Invasion of the Body Snatchers

In a quiet, sunny California town, some of the folks are behaving…a little off. That’s what their concerned relatives tell Dr. Miles Bennell. Sea pods from outer space, replacing the real townspeople as they sleep with alien simulacra, is the film’s official explanation (from the Jack Finney novel). But Body Snatchers is more plausible as a supple metaphor for 50s alienation, conformity and political hysteria. The pods could be Russian or right-wing — we said it was supple — but either way it’s scary: the people you love have ceased to be themselves, because they no longer can love. Officially remade three times, this Don Siegel version is the simplest, sleekest and best. It’s also the only movie that made 50′s kids, after they saw it, go to bed with the light on. Actually, we didn’t need a night light, because we were afraid that if we fell asleep, we’d wake up as pods.

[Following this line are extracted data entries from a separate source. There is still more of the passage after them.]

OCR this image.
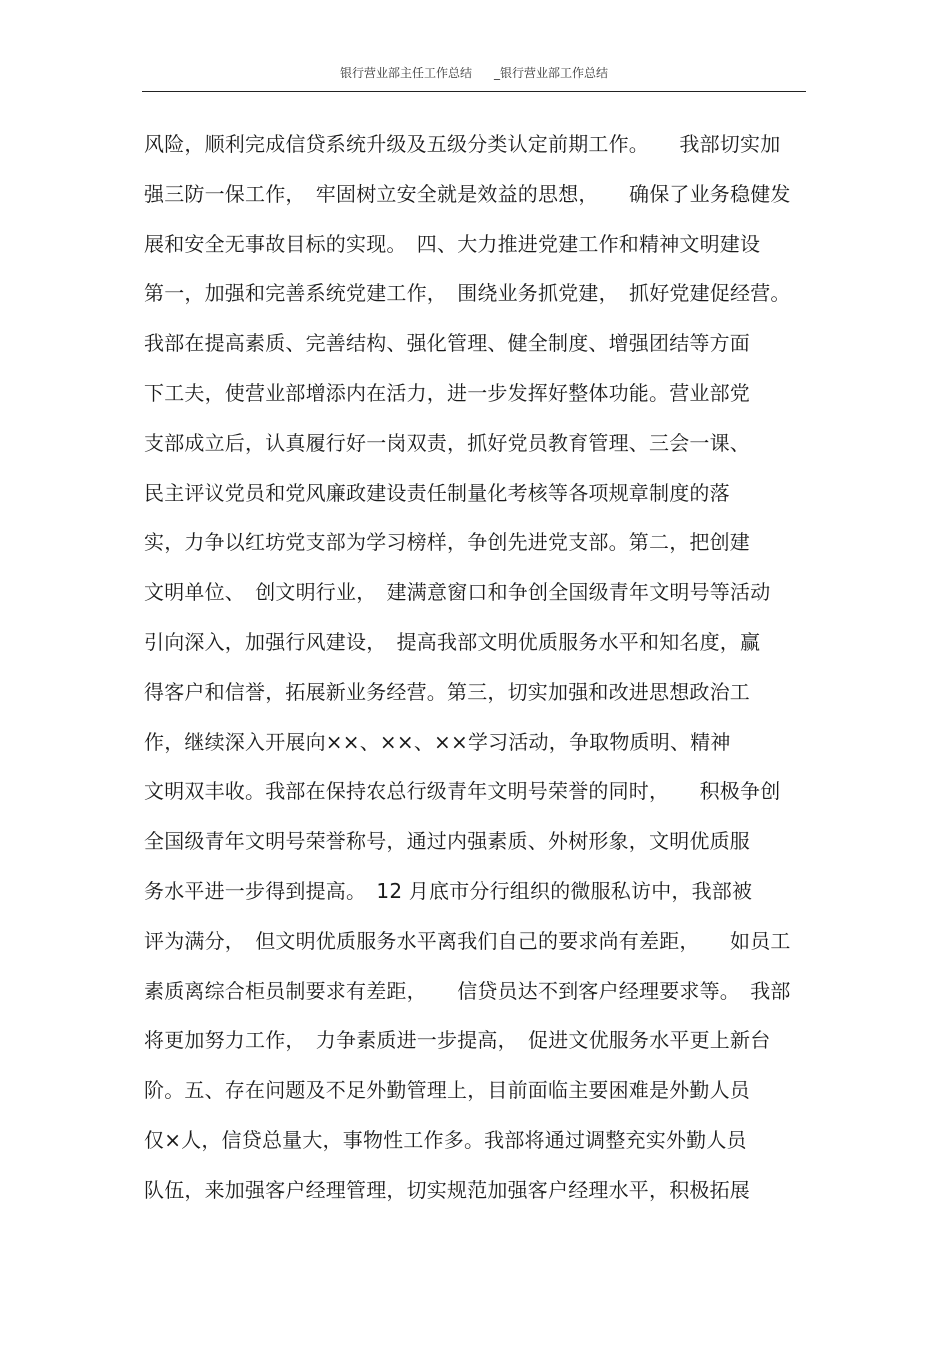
银行营业部主任工作总结 _银行营业部工作总结
风险，顺利完成信贷系统升级及五级分类认定前期工作。　　我部切实加
强三防一保工作，　牢固树立安全就是效益的思想，　　确保了业务稳健发
展和安全无事故目标的实现。　四、大力推进党建工作和精神文明建设
第一，加强和完善系统党建工作，　围绕业务抓党建，　抓好党建促经营。
我部在提高素质、完善结构、强化管理、健全制度、增强团结等方面
下工夫，使营业部增添内在活力，进一步发挥好整体功能。营业部党
支部成立后，认真履行好一岗双责，抓好党员教育管理、三会一课、
民主评议党员和党风廉政建设责任制量化考核等各项规章制度的落
实，力争以红坊党支部为学习榜样，争创先进党支部。第二，把创建
文明单位、　创文明行业，　建满意窗口和争创全国级青年文明号等活动
引向深入，加强行风建设，　提高我部文明优质服务水平和知名度，赢
得客户和信誉，拓展新业务经营。第三，切实加强和改进思想政治工
作，继续深入开展向××、××、××学习活动，争取物质明、精神
文明双丰收。我部在保持农总行级青年文明号荣誉的同时，　　积极争创
全国级青年文明号荣誉称号，通过内强素质、外树形象，文明优质服
务水平进一步得到提高。　12 月底市分行组织的微服私访中，我部被
评为满分，　但文明优质服务水平离我们自己的要求尚有差距，　　如员工
素质离综合柜员制要求有差距，　　信贷员达不到客户经理要求等。　我部
将更加努力工作，　力争素质进一步提高，　促进文优服务水平更上新台
阶。五、存在问题及不足外勤管理上，目前面临主要困难是外勤人员
仅×人，信贷总量大，事物性工作多。我部将通过调整充实外勤人员
队伍，来加强客户经理管理，切实规范加强客户经理水平，积极拓展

Earth vs. the Flying Saucers

Today’s special-effects dudes work with computers and zillion-dollar budgets. Ray Harryhausen’s monsters and space ships were handmade, on a shoestring, then animated in frame-by-frame stop motion — the grueling process of a medieval craftsman. He created the giant octopus in the 1955 It Came from Beneath the Sea (where the budget was so skimpy that Harryhausen could afford to give the creature only six arms) and the sleek spaceships here. The aliens want a top-level government meeting to assure a peaceful landing, but the bastards are lying! (Moral: Never negotiate with the Russkies.) Cold War edginess aside, the movie has splendid action scenes featuring these gorgeous killing machines from outer space, all courtesy of Harryhausen’s one-man effects factory. Miraculously, the master is still around, a living inspiration to modern FX savants.